The Working Party on the Reorganisation of the Income Tax Act 1976 was a committee appointed by the New Zealand government to advise on the appropriate reorganisation of the income tax legislation. The Working Party was set up in 1993 as a result of recommendations made by the Valabh Committee set up to review the overall income tax system. The Working Party comprised Arthur Valabh (Chair), Dame Margaret Bazley, and Sir Kenneth Keith.

The Working Party issued two reports on the reorganisation of the then Income Tax Act 1976. Following on from these reports the government in 1995 established a review process for rewriting the income tax legislation, overseen by an advisory panel drawn from the private and public sectors.

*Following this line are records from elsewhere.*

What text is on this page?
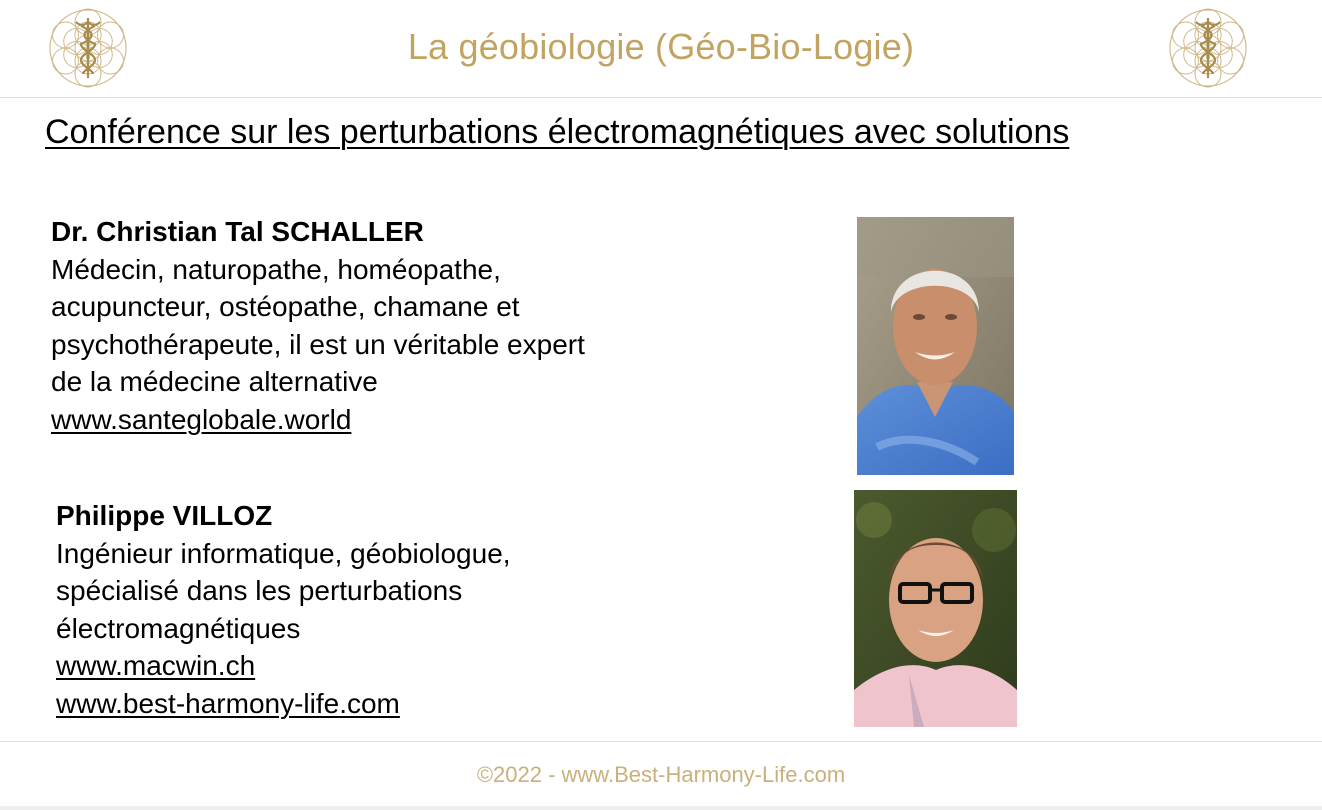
La géobiologie (Géo-Bio-Logie)
Conférence sur les perturbations électromagnétiques avec solutions
Dr. Christian Tal SCHALLER
Médecin, naturopathe, homéopathe,
acupuncteur, ostéopathe, chamane et
psychothérapeute, il est un véritable expert
de la médecine alternative
www.santeglobale.world
Philippe VILLOZ
Ingénieur informatique, géobiologue,
spécialisé dans les perturbations
électromagnétiques
www.macwin.ch
www.best-harmony-life.com
©2022 - www.Best-Harmony-Life.com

The Income Tax Act has since been largely rewritten in a plain English style with a radically re-organised structure, including a unique (for New Zealand) alpha-numeric section referencing system (as opposed to the more usual numeric system. It was re-enacted as the Income Tax Act 1994 and again as the Income Tax Act 2007 as the various parts of the legislation was progressively rewritten.

The Rewrite Advisory Panel was established initially to oversee the rewrite process, but from 2004 it was also tasked with determining whether there are errors (or "unintended legislative changes") in the rewriting of the Income Tax Acts. The Panel was disestablished in 2014. Its chairs were Colin Blair (1995–2003), Sir Ivor Richardson (2003–08) and David McLay (2008–14).